Shahrazade, laboratorio di scrittura creativa

Sono aperte le iscrizioni al laboratorio di scrittura creativa Shahrazade, organizzato dall’agenzia Mammagallo – Comunicazione, Grafica ed Eventi in collaborazione con l’associazione culturale Malalingua. Il laboratorio, condotto dallo scrittore pugliese Niky D’Attoma, si terrà nella sede di Malalingua (Molfetta, Vico I Catecombe 16) e si articolerà in tre giorni (da venerdì 1 a domenica 3 giugno, dalle 16.00 alle 21.00) per una durata complessiva di 15 ore. A conclusione del laboratorio, nella serata di domenica 3 giugno, è previsto un reading finale degli elaborati prodotti.

Il laboratorio, dal costo di 80 euro, è rivolto a donne e uomini di tutte le età. È a numero chiuso (minimo 6, massimo 10 partecipanti), pertanto è necessario confermare la propria iscrizione inviando una mail all’indirizzo info@mammagallo.it o chiamando il numero 080.9722642.

Shahrazade. Raccontare una storia per salvarsi. Raccontarla davanti a un pubblico che, come un Sultano assetato di sangue, non avrà pietà se questa storia non lo diletta. È la condizione in cui si trovano, da sempre, tutti gli artisti che hanno a che fare con la parola scritta. Cosa bisogna fare, quindi, affinché la storia funzioni? Scriverla secondo i codici e le tecniche della letteratura commerciale, oppure affidarsi al proprio intuito e lasciar scaturire da sé una storia? La storia che racconteremo per continuare a vivere, per stupirci, per meravigliare chi ci ascolta – e forse anche noi stessi. Shahrazade è un laboratorio di scrittura creativa che parte da questa condizione, per indagare attraverso esercizi di scrittura, ma anche lettura ed espressione corporea, il mondo della scrittura e di chi scrive.

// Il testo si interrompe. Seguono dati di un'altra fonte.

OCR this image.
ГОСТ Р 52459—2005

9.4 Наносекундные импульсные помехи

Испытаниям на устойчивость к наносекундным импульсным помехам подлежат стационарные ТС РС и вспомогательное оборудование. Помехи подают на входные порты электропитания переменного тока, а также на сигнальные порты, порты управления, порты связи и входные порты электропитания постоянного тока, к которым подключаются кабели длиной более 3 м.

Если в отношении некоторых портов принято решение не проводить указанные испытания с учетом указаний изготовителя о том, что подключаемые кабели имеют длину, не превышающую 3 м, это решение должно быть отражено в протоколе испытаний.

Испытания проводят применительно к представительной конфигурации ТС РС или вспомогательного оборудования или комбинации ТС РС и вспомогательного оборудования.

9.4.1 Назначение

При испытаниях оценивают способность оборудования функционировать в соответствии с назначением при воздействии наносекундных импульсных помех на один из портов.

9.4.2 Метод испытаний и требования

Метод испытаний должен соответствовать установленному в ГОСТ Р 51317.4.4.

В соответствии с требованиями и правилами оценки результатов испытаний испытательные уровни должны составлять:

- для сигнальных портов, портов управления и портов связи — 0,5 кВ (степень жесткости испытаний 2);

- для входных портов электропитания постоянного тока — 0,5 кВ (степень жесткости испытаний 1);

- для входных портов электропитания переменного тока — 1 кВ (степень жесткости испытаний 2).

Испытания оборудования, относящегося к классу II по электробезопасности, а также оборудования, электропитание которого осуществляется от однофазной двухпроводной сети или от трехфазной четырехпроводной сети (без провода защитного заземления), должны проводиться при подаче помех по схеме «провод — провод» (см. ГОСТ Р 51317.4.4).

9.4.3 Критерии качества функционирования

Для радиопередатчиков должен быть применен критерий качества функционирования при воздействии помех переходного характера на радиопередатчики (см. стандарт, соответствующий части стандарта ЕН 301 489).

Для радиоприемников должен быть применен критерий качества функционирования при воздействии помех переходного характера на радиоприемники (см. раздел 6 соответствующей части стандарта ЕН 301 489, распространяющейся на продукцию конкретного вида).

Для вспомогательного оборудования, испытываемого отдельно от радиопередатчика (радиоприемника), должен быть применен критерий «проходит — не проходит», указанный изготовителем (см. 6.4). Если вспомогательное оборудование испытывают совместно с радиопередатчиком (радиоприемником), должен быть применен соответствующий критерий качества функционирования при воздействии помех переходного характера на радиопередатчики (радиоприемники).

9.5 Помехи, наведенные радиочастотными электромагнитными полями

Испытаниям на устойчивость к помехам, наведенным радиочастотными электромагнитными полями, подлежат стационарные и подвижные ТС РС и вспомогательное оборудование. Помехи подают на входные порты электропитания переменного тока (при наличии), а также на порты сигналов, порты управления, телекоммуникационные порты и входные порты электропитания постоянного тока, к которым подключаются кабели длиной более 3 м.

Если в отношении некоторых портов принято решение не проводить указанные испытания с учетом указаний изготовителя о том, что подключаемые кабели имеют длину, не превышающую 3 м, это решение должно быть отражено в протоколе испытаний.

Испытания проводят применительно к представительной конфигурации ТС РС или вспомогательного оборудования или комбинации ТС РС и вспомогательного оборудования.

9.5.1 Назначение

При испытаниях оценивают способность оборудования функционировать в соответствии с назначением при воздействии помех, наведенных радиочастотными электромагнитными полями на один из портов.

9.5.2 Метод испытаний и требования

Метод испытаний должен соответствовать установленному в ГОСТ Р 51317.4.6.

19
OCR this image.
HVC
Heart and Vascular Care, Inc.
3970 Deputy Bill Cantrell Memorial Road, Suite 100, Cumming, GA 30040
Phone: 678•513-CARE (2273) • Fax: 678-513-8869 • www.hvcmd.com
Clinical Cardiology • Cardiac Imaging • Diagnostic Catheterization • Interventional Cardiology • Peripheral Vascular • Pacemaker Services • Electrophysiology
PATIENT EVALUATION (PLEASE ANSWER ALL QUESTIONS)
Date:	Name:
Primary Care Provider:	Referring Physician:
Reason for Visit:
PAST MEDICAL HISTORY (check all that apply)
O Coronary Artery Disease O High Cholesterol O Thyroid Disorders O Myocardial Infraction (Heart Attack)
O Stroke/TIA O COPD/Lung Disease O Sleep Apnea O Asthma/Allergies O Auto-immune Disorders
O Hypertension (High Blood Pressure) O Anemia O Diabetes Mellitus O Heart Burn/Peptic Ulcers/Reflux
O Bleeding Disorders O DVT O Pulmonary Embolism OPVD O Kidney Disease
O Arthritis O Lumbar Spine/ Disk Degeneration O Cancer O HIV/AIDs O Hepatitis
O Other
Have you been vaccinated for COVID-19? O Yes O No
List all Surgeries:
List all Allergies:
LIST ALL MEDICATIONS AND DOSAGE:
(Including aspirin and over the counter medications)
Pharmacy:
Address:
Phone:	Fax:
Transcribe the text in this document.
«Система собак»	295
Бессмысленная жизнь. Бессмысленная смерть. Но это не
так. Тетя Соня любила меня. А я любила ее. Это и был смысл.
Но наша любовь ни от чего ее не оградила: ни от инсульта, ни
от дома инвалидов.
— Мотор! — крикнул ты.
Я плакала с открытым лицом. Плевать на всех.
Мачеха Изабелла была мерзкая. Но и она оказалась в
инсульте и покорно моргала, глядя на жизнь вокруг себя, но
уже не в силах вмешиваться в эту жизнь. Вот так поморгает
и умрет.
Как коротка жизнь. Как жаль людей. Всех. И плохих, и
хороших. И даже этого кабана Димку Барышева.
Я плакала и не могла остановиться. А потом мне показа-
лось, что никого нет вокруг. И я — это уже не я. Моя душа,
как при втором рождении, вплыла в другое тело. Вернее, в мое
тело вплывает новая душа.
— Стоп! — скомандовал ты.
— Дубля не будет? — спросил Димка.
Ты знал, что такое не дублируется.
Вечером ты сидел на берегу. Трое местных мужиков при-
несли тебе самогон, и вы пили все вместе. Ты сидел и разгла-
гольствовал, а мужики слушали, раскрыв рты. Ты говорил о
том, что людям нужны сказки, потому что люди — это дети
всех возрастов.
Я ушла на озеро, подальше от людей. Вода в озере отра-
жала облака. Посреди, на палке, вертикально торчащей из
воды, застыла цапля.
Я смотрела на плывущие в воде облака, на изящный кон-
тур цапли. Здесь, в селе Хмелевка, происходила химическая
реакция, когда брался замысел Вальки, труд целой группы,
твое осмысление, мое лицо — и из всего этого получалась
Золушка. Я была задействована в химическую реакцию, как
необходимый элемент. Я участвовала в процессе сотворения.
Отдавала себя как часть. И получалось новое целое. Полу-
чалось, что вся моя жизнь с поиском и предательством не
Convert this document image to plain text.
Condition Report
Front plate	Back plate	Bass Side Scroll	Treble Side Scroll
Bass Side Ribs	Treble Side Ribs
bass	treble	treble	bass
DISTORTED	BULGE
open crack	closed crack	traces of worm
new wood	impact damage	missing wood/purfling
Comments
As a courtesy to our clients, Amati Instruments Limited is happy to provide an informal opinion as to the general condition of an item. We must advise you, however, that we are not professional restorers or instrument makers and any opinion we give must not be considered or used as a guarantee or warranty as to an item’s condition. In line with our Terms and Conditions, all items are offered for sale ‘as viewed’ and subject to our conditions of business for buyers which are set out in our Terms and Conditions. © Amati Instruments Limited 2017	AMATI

Si articola in tre giorni e prevede un reading finale.

· Giorno 1 (venerdì 1 giugno): Spazio

L’analisi dello spazio, inteso come spazio del racconto, ambientazione delle storie, spazio-tempo dove hanno luogo gli accadimenti. Analisi dello spazio emozionale e del movimento del corpo nello spazio.

· Giorno 2 (sabato 2 giugno): Contatto

L’interazione con l’altro come il fulcro della scrittura. Dialogo e osservazione per sperimentare le potenzialità del contatto.

· Giorno 3 (domenica 3 giugno): Forma

Definire una storia, comprenderne le specifiche e, al modo dei giardinieri, curare la pianta perché il fiore possa venire alla luce. Poiché le parole sono simboli, la forma è la sostanza e nella forma c’è il messaggio che stiamo lanciando nel cosmo attorno a noi.

Niky D’Attoma. Nato nel 1984, vive in provincia di Bari. Affianca le sue attività di studio (Medicina e Chirurgia presso l’Università di Bari), a proficue esperienze nel campo del teatro e della letteratura. Nel 2009 il suo racconto Figli dell’ombra è stato presentato nella XIV Biennale dei giovani artisti d’Europa e del Mediterraneo a Skopje. Nel 2010, il testo poetico Il libro dell’acqua è stato premiato dall’Ufficio Culturale dell’Ambasciata della Repubblica Araba d’Egitto a Roma. Nella primavera 2011 il suo libro Stelo di sangue è pubblicato presso la casa editrice Universitalia, Roma. Il volume ha la prefazione del prof. Vincenzo Susca (Università Paul Valéry, Montpellier). Nel febbraio 2012 il racconto Stanza all’inizio del mondo / Chambre au début du monde è pubblicato nella rivista annuale «Cahiers européens de l’Imaginaire del Ceaq» (Centre d’études sur l’Actuel et le Quotidienne) della Sorbonne, edizioni FNAC, Parigi.